Russell Findlay, a hardbitten tabloid journalist who has spent a career investigating crime in Scotland, opened his front door just before Christmas 2015. He was expecting to see the postie but instead it was career criminal William Burns dressed in a Post Office jacket, brandishing a knife and a jar of acid. Miraculously, Findlay (and his daughter who was in the house at the time) were spared major injury.

Acid Attack starts with this event and sets out to expose Scotland’s organised crime underworld that is, as Findlay writes, “inhabited by inadequate, thin-skinned little men who grow rich and create status through cowardly violence, drug dealing and the exploitation of the most vulnerable. They hate the truth being told about them. I’m universally despised by them, which is just as it should be and just the way I like it”.

This is a grubby little world of pound shop mafiosi, feuding gangster families and their spiv criminal defence lawyers. Findlay often slips into rickety-rackety tabloid speak that rather draws the focus. And his litany of almost indistinguishable crims from “Donuts” Donaldson to “Piggy” Pickett make for a confusing cast list. When Findlay uncovered a large-scale crime in the late 1990s between Glasgow’s bent security-guard firms he says that most of the press were not interested. If the facts of the crime “were handed out in a police press release then covering it was too much like hard work”.

Findlay’s story is a reminder of the dangers investigative journalists run.

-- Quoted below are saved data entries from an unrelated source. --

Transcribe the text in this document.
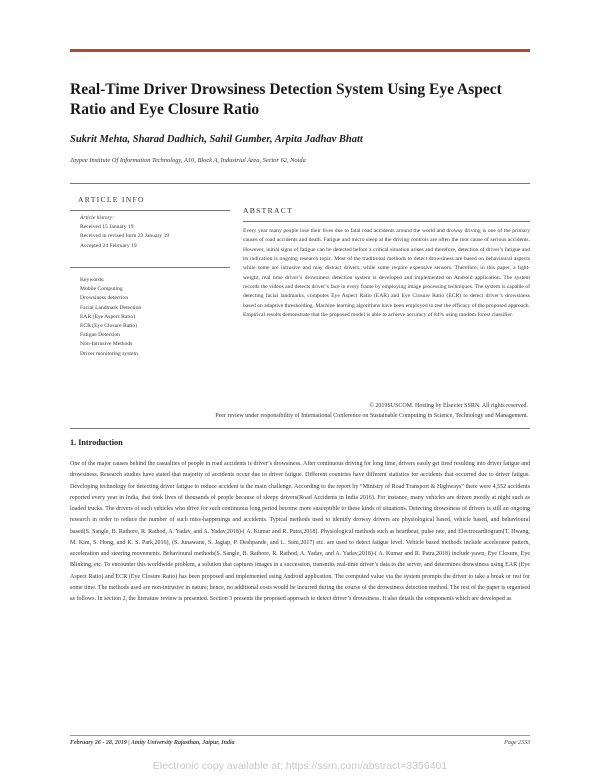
Real-Time Driver Drowsiness Detection System Using Eye Aspect Ratio and Eye Closure Ratio
Sukrit Mehta, Sharad Dadhich, Sahil Gumber, Arpita Jadhav Bhatt
Jaypee Institute Of Information Technology, A10, Block A, Industrial Area, Sector 62, Noida
ARTICLE INFO
Article history:
Received 15 January 19
Received in revised form 23 January 19
Accepted 24 February 19
Keywords:
Mobile Computing
Drowsiness detection
Facial Landmark Detection
EAR (Eye Aspect Ratio)
ECR (Eye Closure Ratio)
Fatigue Detection
Non-Intrusive Methods
Driver monitoring system
ABSTRACT
Every year many people lose their lives due to fatal road accidents around the world and drowsy driving is one of the primary causes of road accidents and death. Fatigue and micro sleep at the driving controls are often the root cause of serious accidents. However, initial signs of fatigue can be detected before a critical situation arises and therefore, detection of driver’s fatigue and its indication is ongoing research topic. Most of the traditional methods to detect drowsiness are based on behavioural aspects while some are intrusive and may distract drivers, while some require expensive sensors. Therefore, in this paper, a light-weight, real time driver’s drowsiness detection system is developed and implemented on Android application. The system records the videos and detects driver’s face in every frame by employing image processing techniques. The system is capable of detecting facial landmarks, computes Eye Aspect Ratio (EAR) and Eye Closure Ratio (ECR) to detect driver’s drowsiness based on adaptive thresholding. Machine learning algorithms have been employed to test the efficacy of the proposed approach. Empirical results demonstrate that the proposed model is able to achieve accuracy of 84% using random forest classifier.
© 2019SUSCOM. Hosting by Elsevier SSRN. All rights reserved.
Peer review under responsibility of International Conference on Sustainable Computing in Science, Technology and Management.
1. Introduction
One of the major causes behind the casualties of people in road accidents is driver’s drowsiness. After continuous driving for long time, drivers easily get tired resulting into driver fatigue and drowsiness. Research studies have stated that majority of accidents occur due to driver fatigue. Different countries have different statistics for accidents that occurred due to driver fatigue. Developing technology for detecting driver fatigue to reduce accident is the main challenge. According to the report by “Ministry of Road Transport & Highways” there were 4,552 accidents reported every year in India, that took lives of thousands of people because of sleepy drivers(Road Accidents in India 2016). For instance, many vehicles are driven mostly at night such as loaded trucks. The drivers of such vehicles who drive for such continuous long period become more susceptible to these kinds of situations. Detecting drowsiness of drivers is still an ongoing research in order to reduce the number of such miss-happenings and accidents. Typical methods used to identify drowsy drivers are physiological based, vehicle based, and behavioural based(S. Sangle, B. Rathore, R. Rathod, A. Yadav, and A. Yadav,2018)-( A. Kumar and R. Patra,2018). Physiological methods such as heartbeat, pulse rate, and Electrocardiogram(T. Hwang, M. Kim, S. Hong, and K. S. Park,2016), (S. Junawane, S. Jagtap, P. Deshpande, and L. Soni,2017) etc. are used to detect fatigue level. Vehicle based methods include accelerator pattern, acceleration and steering movements. Behavioural methods(S. Sangle, B. Rathore, R. Rathod, A. Yadav, and A. Yadav,2018)-( A. Kumar and R. Patra,2018) include yawn, Eye Closure, Eye Blinking, etc. To encounter this worldwide problem, a solution that captures images in a succession, transmits real-time driver’s data to the server, and determines drowsiness using EAR (Eye Aspect Ratio) and ECR (Eye Closure Ratio) has been proposed and implemented using Android application. The computed value via the system prompts the driver to take a break or rest for some time. The methods used are non-intrusive in nature; hence, no additional costs would be incurred during the course of the drowsiness detection method. The rest of the paper is organised as follows. In section 2, the literature review is presented. Section 3 presents the proposed approach to detect driver’s drowsiness. It also details the components which are developed as
February 26 - 28, 2019 | Amity University Rajasthan, Jaipur, India	Page 2333
Electronic copy available at: https://ssrn.com/abstract=3356401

In 1996, Irish crime reporter Veronica Guerin, who had reported extensively on Dublin’s drug gangs, was murdered after many death threats. Yet from the book we get very little feeling that Findlay was discombobulated by the attack until the end. Maybe that’s machismo, or maybe he’s just hardened to events that would make most people run for the hills.

The finale of the book is when Findlay gives evidence at the trial of his acid attacker and his getaway driver. The journalist’s opinion of the justice system is almost as scathing as that of the gangsters he despises. It took 18 months to arrive at the sentence of his attacker. Although Burns was sentenced to 15 years it would be possible that he gets parole and time spent on remand taken into consideration.

A little gallows humour might have made this book more of a page turner. Has Russell Findlay ever read James Ellroy, who has wonderful turns of phrase and a fondness for atrocious alliteration?